The biggest and most controversial part of the Apple news conference on Tuesday involved the new iPhone X's powerful facial-recognition capabilities. It made me think of a long-gone reporter at 6ABC's Action News, Hank Sperka, a blunderbuss of a guy who, when asked to show his ticket at the door of a posh party, famously said "I don't need a ticket — my face is my ticket!"
Apple's novel FaceID system, built into the brand new iPhone X, may be similarly exploited — to help you gain entrance to theaters and pay for groceries. And with almost half of our populace's personal information now compromised by the horrifying hack of the Equifax database, a super-sophisticated face recognition system might also become the best line of defense for consumers when they're charging merchandise online or trying to update a financial account.
The system could replace the no-longer-secure "What's the last four digits of your social security number?" and "What's your mother's maiden name?"
FaceID also promises to be far faster than today's "two-step" verification system which involves requesting — and then entering — a special code number to a user's device.
But some — like tech-savvy and privacy-focused Sen. Al Franken — are wondering: Do we really want Apple to act as our surrogate parents, and take on this security role?
On the surface, it seems Apple has done its homework here, maybe more so than Samsung, whose face recognition system is featured in its brand new Galaxy Note 8, which hits stores on Friday. In decent lighting, the Note 8 has done well for this tester, recognizing me with glasses off or on. But when sitting in the relative dark at the recent Billy Joel ballpark concert and hoping to snap some shots, I was able to unlock the phone with Samsung's face ID method only if I had my glasses off, the state in which I'd originally registered my face.
Apple's face recognition system generates its own illumination — throwing out 30,000 pinpoint beams of infrared light to measure the contours of your face. The light then bounces back and is captured by a special infrared-light-measuring camera on the phone, processed in milliseconds by an on-board high-powered chip.

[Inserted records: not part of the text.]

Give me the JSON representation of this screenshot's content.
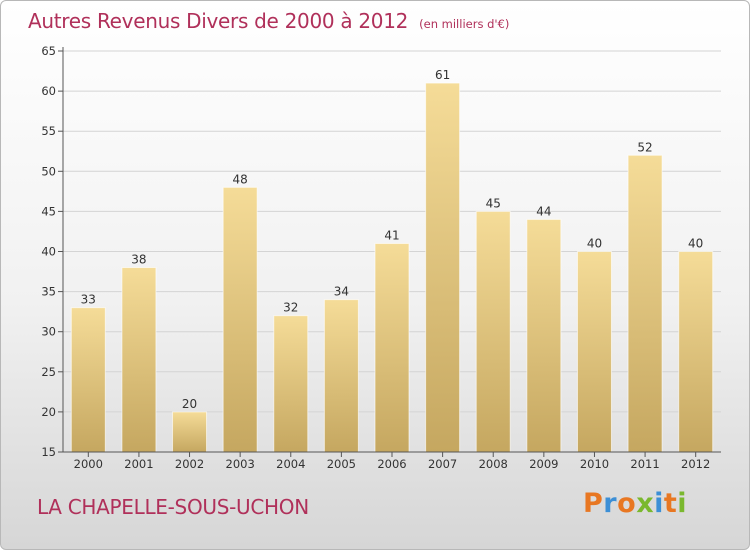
{
  "header": {
    "title": "Autres Revenus Divers de 2000 à 2012",
    "unit": "(en milliers d'€)"
  },
  "footer": {
    "place": "LA CHAPELLE-SOUS-UCHON"
  },
  "logo": {
    "letters": [
      "P",
      "r",
      "o",
      "x",
      "i",
      "t",
      "i"
    ],
    "colors": [
      "#e87722",
      "#3c8fd6",
      "#e87722",
      "#7ab82e",
      "#3c8fd6",
      "#e87722",
      "#7ab82e"
    ]
  },
  "colors": {
    "bar_top": "#f5dc98",
    "bar_bottom": "#c5a760",
    "grid": "#d4d4d4",
    "axis": "#555555",
    "text": "#333333"
  },
  "chart_data": {
    "type": "bar",
    "title": "Autres Revenus Divers de 2000 à 2012",
    "xlabel": "",
    "ylabel": "",
    "categories": [
      "2000",
      "2001",
      "2002",
      "2003",
      "2004",
      "2005",
      "2006",
      "2007",
      "2008",
      "2009",
      "2010",
      "2011",
      "2012"
    ],
    "values": [
      33,
      38,
      20,
      48,
      32,
      34,
      41,
      61,
      45,
      44,
      40,
      52,
      40
    ],
    "ylim": [
      15,
      65
    ],
    "yticks": [
      15,
      20,
      25,
      30,
      35,
      40,
      45,
      50,
      55,
      60,
      65
    ],
    "grid": true,
    "show_data_labels": true
  }
}
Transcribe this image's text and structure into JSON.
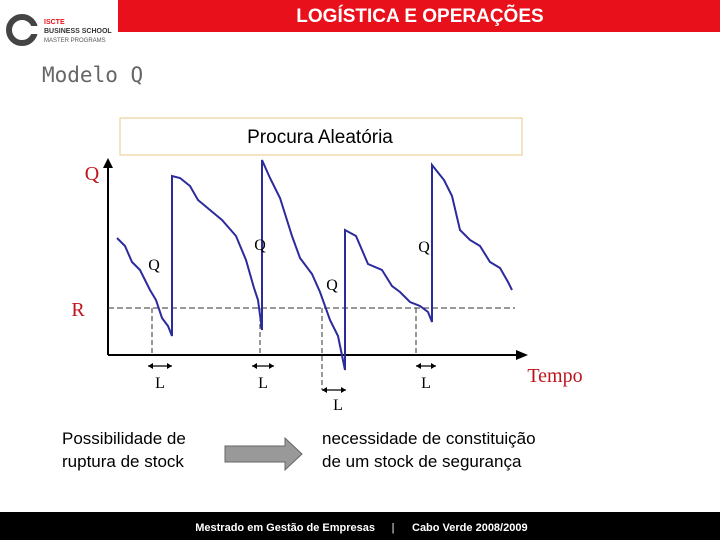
{
  "header": {
    "title": "LOGÍSTICA E OPERAÇÕES",
    "logo": [
      "ISCTE",
      "BUSINESS SCHOOL",
      "MASTER PROGRAMS"
    ]
  },
  "slide": {
    "title": "Modelo Q"
  },
  "diagram": {
    "box_title": "Procura Aleatória",
    "y_axis_label": "Q",
    "reorder_label": "R",
    "x_axis_label": "Tempo",
    "q_labels": [
      "Q",
      "Q",
      "Q",
      "Q"
    ],
    "l_labels": [
      "L",
      "L",
      "L",
      "L"
    ]
  },
  "note": {
    "left": [
      "Possibilidade de",
      "ruptura de stock"
    ],
    "right": [
      "necessidade de constituição",
      "de um stock de segurança"
    ]
  },
  "footer": {
    "program": "Mestrado em Gestão de Empresas",
    "separator": "|",
    "place": "Cabo Verde 2008/2009"
  }
}
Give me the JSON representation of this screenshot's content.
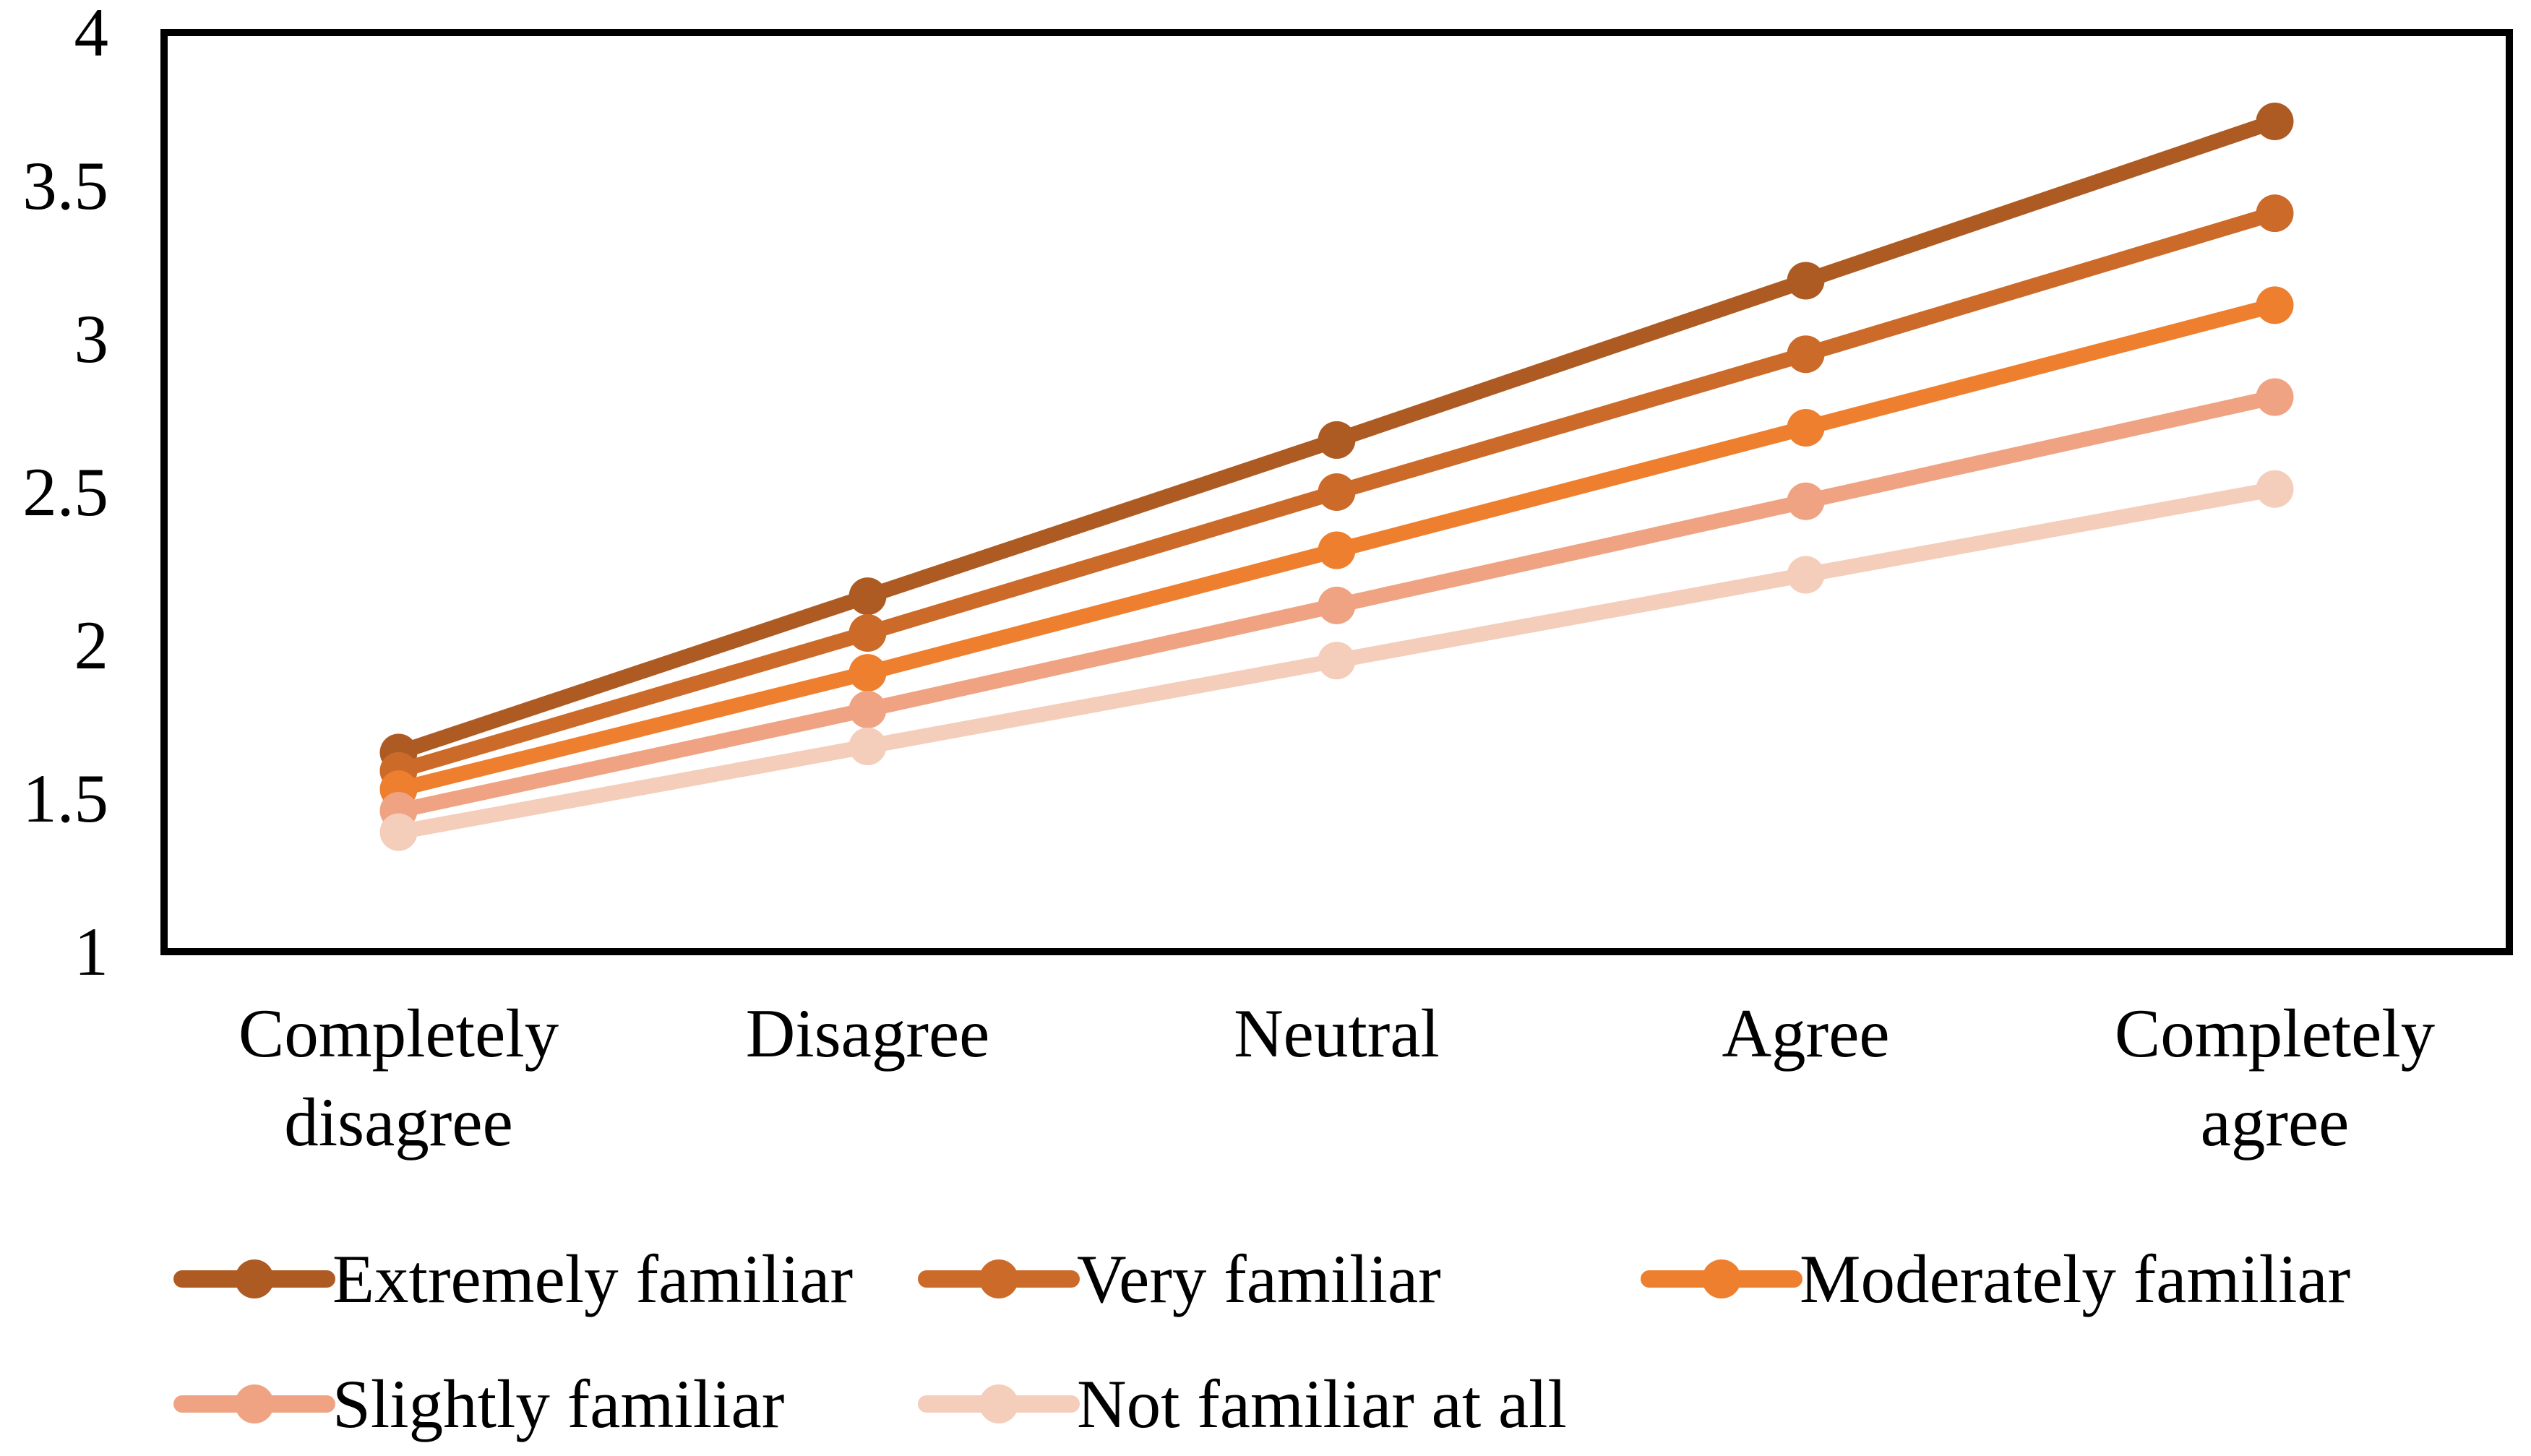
{
  "figure": {
    "description": "Line chart of agreement ratings by familiarity level",
    "background_color": "#ffffff",
    "frame_color": "#000000"
  },
  "chart_data": {
    "type": "line",
    "title": "",
    "xlabel": "",
    "ylabel": "",
    "categories": [
      "Completely disagree",
      "Disagree",
      "Neutral",
      "Agree",
      "Completely agree"
    ],
    "category_label_lines": [
      [
        "Completely",
        "disagree"
      ],
      [
        "Disagree"
      ],
      [
        "Neutral"
      ],
      [
        "Agree"
      ],
      [
        "Completely",
        "agree"
      ]
    ],
    "series": [
      {
        "name": "Extremely familiar",
        "color": "#AD5B23",
        "values": [
          1.65,
          2.16,
          2.67,
          3.19,
          3.71
        ]
      },
      {
        "name": "Very familiar",
        "color": "#CC6B29",
        "values": [
          1.59,
          2.04,
          2.5,
          2.95,
          3.41
        ]
      },
      {
        "name": "Moderately familiar",
        "color": "#EE7F2F",
        "values": [
          1.53,
          1.91,
          2.31,
          2.71,
          3.11
        ]
      },
      {
        "name": "Slightly familiar",
        "color": "#EFA383",
        "values": [
          1.46,
          1.79,
          2.13,
          2.47,
          2.81
        ]
      },
      {
        "name": "Not familiar at all",
        "color": "#F4CDBB",
        "values": [
          1.39,
          1.67,
          1.95,
          2.23,
          2.51
        ]
      }
    ],
    "y_axis": {
      "min": 1,
      "max": 4,
      "step": 0.5,
      "tick_labels": [
        "4",
        "3.5",
        "3",
        "2.5",
        "2",
        "1.5",
        "1"
      ]
    },
    "grid": false,
    "marker": "circle",
    "legend_position": "bottom",
    "legend_rows": [
      [
        0,
        1,
        2
      ],
      [
        3,
        4
      ]
    ]
  }
}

Apple says the system is so smart it can identify you not only if your glasses are on or off, but also if you've changed your hair color or style, are wearing a hat or have been sobbing all night and developed bags under those eyes! And it won't be spoofed by a one-dimensional photo or even a three-dimensional mask.
Still, suspicious minds like Franken's are pressing Apple to explain to the American public how the FaceID tech will affect consumer privacy and security.

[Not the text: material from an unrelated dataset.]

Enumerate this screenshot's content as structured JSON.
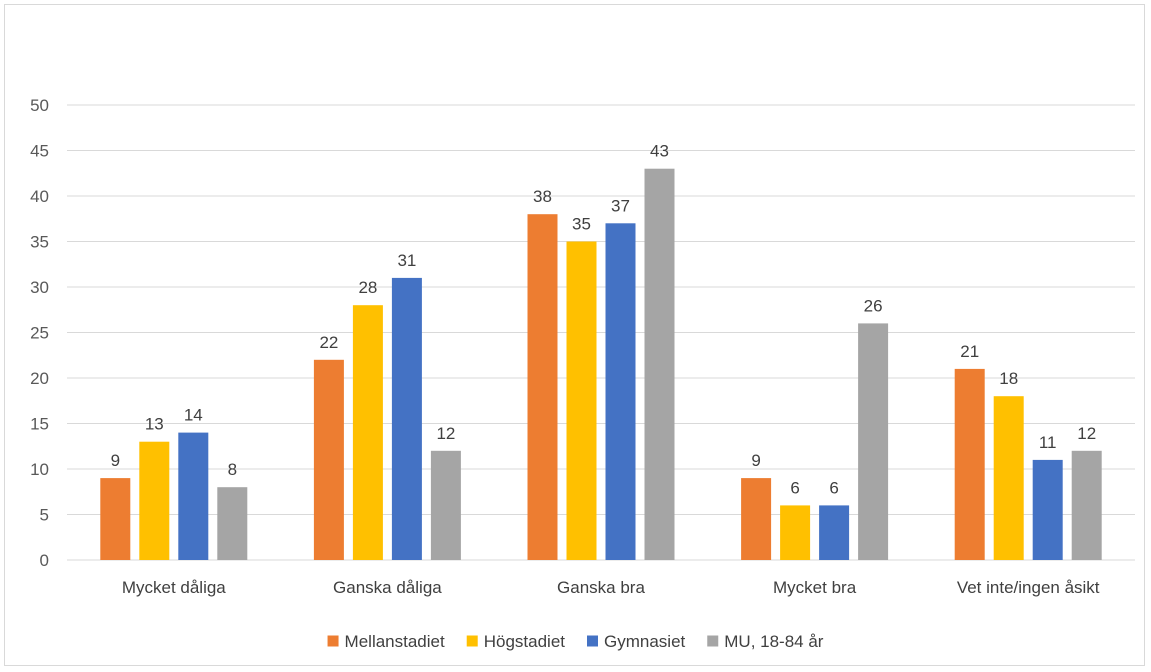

In a letter sent Wednesday night to CEO Tim Cook, which you can read here on Franken's website, the senator said he was "encouraged by the steps that Apple states it has taken to implement the system responsibly," but cautioned that "substantial questions remain."

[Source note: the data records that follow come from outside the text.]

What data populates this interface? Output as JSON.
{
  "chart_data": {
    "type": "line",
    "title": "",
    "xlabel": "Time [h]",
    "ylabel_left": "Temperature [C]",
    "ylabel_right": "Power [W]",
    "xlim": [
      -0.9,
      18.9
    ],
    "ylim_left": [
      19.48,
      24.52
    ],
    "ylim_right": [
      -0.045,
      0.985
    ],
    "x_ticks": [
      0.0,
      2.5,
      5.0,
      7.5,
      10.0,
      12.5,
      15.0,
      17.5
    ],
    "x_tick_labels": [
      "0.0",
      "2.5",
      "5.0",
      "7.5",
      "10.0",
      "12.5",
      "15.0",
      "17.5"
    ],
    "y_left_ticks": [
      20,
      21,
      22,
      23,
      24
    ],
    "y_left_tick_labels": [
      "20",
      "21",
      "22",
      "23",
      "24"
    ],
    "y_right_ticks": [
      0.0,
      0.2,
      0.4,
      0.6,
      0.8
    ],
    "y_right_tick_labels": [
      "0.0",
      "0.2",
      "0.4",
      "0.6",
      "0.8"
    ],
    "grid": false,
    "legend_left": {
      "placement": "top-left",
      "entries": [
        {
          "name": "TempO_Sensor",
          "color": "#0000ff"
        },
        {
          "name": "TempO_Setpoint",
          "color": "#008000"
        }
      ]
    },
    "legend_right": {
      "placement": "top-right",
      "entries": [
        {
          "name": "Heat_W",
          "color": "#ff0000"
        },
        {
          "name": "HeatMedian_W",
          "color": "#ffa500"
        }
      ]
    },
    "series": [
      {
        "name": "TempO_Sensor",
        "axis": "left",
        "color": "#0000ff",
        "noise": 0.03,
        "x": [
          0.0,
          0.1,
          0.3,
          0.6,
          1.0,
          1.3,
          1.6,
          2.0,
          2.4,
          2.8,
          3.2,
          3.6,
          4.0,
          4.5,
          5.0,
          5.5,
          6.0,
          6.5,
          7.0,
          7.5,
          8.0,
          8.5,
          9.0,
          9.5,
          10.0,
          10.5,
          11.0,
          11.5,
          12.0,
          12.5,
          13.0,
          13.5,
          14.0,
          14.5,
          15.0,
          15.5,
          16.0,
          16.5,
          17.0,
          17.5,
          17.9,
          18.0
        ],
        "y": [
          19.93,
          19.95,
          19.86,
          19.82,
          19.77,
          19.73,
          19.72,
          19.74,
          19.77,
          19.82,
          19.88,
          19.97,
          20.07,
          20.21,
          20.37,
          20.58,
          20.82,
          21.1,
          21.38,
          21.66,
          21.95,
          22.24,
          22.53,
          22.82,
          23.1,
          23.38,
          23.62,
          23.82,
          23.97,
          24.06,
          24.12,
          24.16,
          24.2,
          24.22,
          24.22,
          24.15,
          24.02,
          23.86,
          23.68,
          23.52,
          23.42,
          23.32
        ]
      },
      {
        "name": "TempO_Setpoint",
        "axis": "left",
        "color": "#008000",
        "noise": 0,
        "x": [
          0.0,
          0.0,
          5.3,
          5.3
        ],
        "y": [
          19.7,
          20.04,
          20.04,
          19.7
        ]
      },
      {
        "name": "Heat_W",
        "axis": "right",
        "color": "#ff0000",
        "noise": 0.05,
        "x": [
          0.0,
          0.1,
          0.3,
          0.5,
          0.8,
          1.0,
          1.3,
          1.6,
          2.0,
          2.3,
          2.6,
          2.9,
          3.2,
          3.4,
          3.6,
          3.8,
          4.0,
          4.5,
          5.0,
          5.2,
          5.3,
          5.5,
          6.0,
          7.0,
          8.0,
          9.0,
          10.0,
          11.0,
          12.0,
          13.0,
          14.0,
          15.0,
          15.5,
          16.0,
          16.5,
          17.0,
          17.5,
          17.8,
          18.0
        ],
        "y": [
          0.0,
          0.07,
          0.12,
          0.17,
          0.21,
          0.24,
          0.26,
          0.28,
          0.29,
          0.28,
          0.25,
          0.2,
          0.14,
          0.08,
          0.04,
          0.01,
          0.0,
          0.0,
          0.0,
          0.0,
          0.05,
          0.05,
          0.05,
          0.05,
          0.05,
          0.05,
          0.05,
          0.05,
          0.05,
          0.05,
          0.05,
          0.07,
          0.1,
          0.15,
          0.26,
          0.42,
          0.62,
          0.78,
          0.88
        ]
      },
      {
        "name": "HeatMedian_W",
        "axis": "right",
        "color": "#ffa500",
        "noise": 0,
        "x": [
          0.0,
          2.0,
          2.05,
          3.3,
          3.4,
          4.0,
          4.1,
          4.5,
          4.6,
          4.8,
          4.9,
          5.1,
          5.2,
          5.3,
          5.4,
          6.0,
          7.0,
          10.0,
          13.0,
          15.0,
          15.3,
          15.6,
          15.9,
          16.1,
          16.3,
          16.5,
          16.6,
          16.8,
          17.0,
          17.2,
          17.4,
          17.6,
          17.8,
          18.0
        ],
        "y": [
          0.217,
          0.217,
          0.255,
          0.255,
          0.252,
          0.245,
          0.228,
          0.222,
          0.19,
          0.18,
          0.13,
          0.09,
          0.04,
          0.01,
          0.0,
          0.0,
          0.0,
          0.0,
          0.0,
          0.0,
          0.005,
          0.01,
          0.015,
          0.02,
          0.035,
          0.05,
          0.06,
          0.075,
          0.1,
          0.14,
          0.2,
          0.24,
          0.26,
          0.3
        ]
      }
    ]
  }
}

While Apple has stated that all faceprint data will be "stored on the individual's device as opposed to being sent to the cloud," Franken is wondering if it's possible "either remotely or through physical access to the device, for Apple or a third party to extract and obtain usable faceprint data from the iPhone X."
And "is there any foreseeable reason why Apple would decide to begin storing such data remotely?"
He also ponders if Apple might share faceprint data with a "commercial third party." Could happen. Apple has said that the system will be used to unlock third-party apps such as 1Password, E*Trade, and Mint.
The senator asked if the recognition system is sufficiently trained to avoid "racial, gender or age bias." And "what safeguards has Apple implemented to prevent the unlocking of the iPhone X when an individual other than the owner of the device holds it up to the owner's face?"
And finally, challenging Apple to the core of its personal privacy values, he ponders "how will Apple respond to law enforcement requests to access Apple's faceprint data or the FaceID system itself?"
As the most outspoken figure on the Senate Privacy Subcommittee, Franken has pushed several companies on the value and threats of new technology. He questioned phone companies over fingerprint ID, a useful feature now built into lots of devices. And he fought off a proposed Google Glass app called Name Tag, which would have let strangers get people's very personal information by looking at them through the special eyewear.